For the US-based company – which serves multiple sectors, including commodities, energy, corporate treasury and asset management – central banks and state agencies represent a small (but growing) portion of its client base. Openlink currently has 13 central bank clients, as well as nine government-sponsored entities, spanning the gamut of large, globally influential institutions to smaller regional players, such as QTC.

Customisation is key attraction

“One of the greatest advantages of Findur is that it can be customised,” says a senior IT specialist and Findur user at one large central bank. “Obviously, that can be a disadvantage, as it makes upgrading more complicated, but Openlink continues to add new products and functionality, and they are always open to discussion and feedback.”

Among the most significant developments at Openlink in 2017 was the appointment of Rich Grossi, a 20-year veteran of the company, as its new chief executive, and the launch of an enterprise cloud platform designed to support the adoption of trading and risk platforms in a cloud-based environment.

While its central bank clients are yet to access Findur via the cloud, Openlink believes the new delivery channel offers the opportunity to significantly lower costs in the long term. The company’s ability to adapt Findur to the needs of different types of institution remains one of its best selling points, and it expects to see significant additions to its central bank client base in the coming year.

Jerald Seti
Jerald Seti, Openlink

“We are very excited by our growth in the central bank space, and anticipate that more institutions will take a look at our offering as they go through system replacement cycles, particularly in Europe. In anticipation of that, we are investing in standard setups and new features to enable faster implementations without the need for core code changes,” says Jerald Seti, vice-president of financial services product management at Openlink.

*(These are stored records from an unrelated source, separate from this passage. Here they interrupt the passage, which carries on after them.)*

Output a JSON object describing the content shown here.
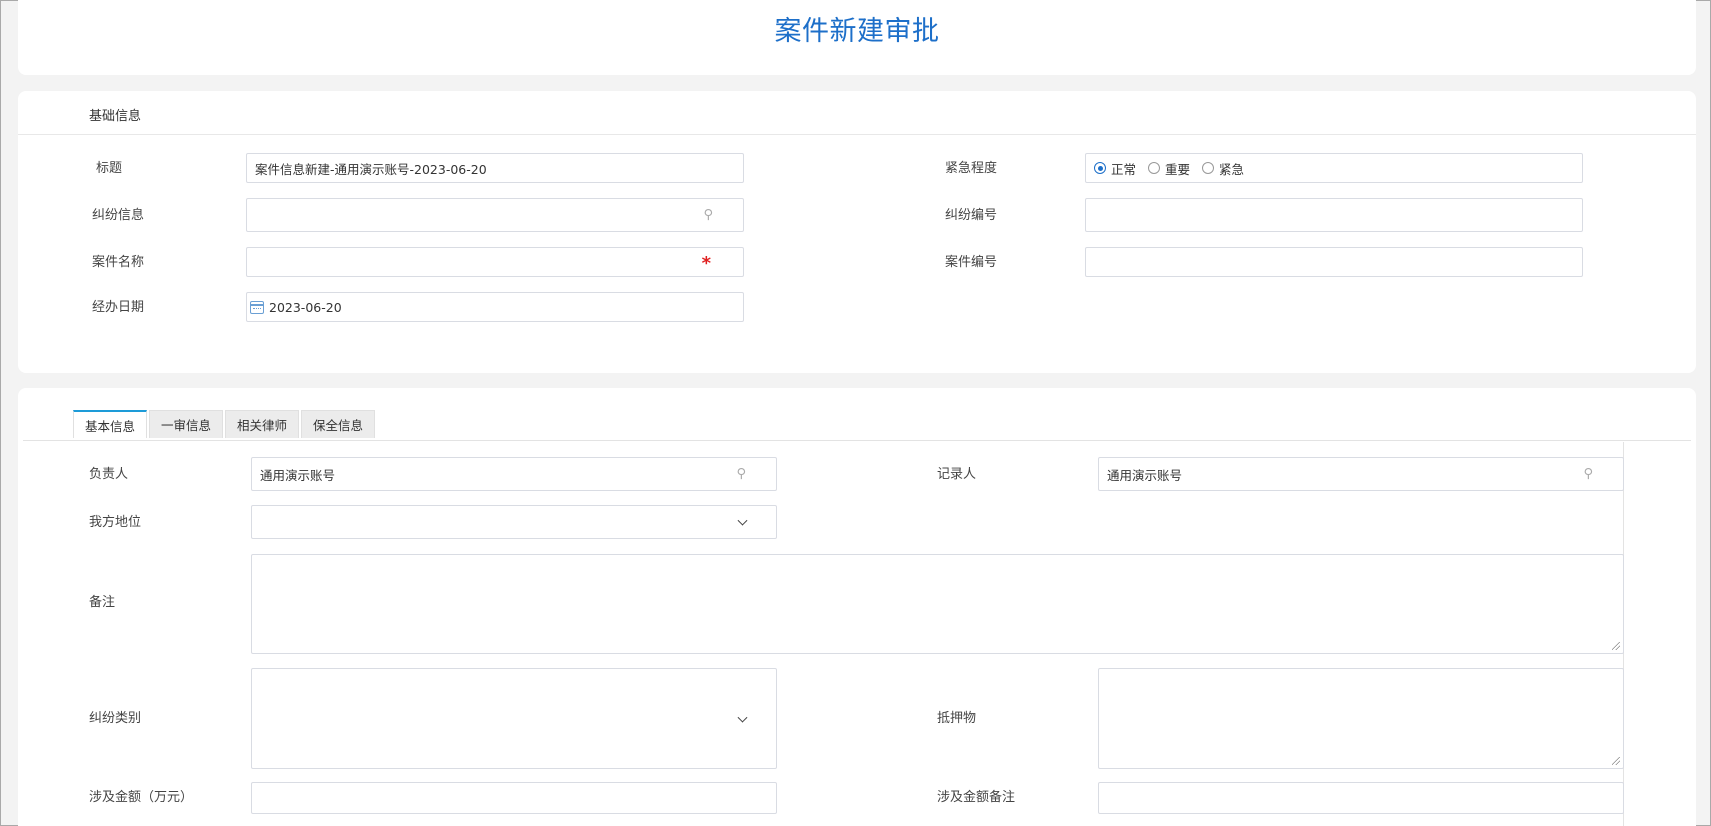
{
  "page": {
    "title": "案件新建审批"
  },
  "basic": {
    "section_title": "基础信息",
    "title_label": "标题",
    "title_value": "案件信息新建-通用演示账号-2023-06-20",
    "urgency_label": "紧急程度",
    "urgency_options": [
      "正常",
      "重要",
      "紧急"
    ],
    "urgency_selected": "正常",
    "dispute_info_label": "纠纷信息",
    "dispute_no_label": "纠纷编号",
    "case_name_label": "案件名称",
    "case_name_required": "*",
    "case_no_label": "案件编号",
    "handle_date_label": "经办日期",
    "handle_date_value": "2023-06-20"
  },
  "tabs": [
    "基本信息",
    "一审信息",
    "相关律师",
    "保全信息"
  ],
  "detail": {
    "owner_label": "负责人",
    "owner_value": "通用演示账号",
    "recorder_label": "记录人",
    "recorder_value": "通用演示账号",
    "our_position_label": "我方地位",
    "remark_label": "备注",
    "dispute_type_label": "纠纷类别",
    "collateral_label": "抵押物",
    "amount_label": "涉及金额（万元）",
    "amount_remark_label": "涉及金额备注"
  },
  "icons": {
    "search": "search-icon",
    "calendar": "calendar-icon",
    "dropdown": "chevron-down-icon"
  },
  "colors": {
    "accent": "#1d6fc9",
    "tab_active": "#1d9bd8",
    "required": "#e02020"
  }
}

The firm continues to invest heavily in its product, with 25% of revenues from intellectual property and maintenance invested back into product development in 2017. Specifically, Openlink now estimates it can be up and running with a client in less than six months, thanks to recent enhancements, while key upgrades have also been made to improve the security of the system.

“Our central bank clients are very concerned about security, given the growing threat of cyber attack. We have enhanced Findur with additional layers of security and encryption features to reduce the potential for attack, and this has added significant value for some of our newer clients,” explains Seti.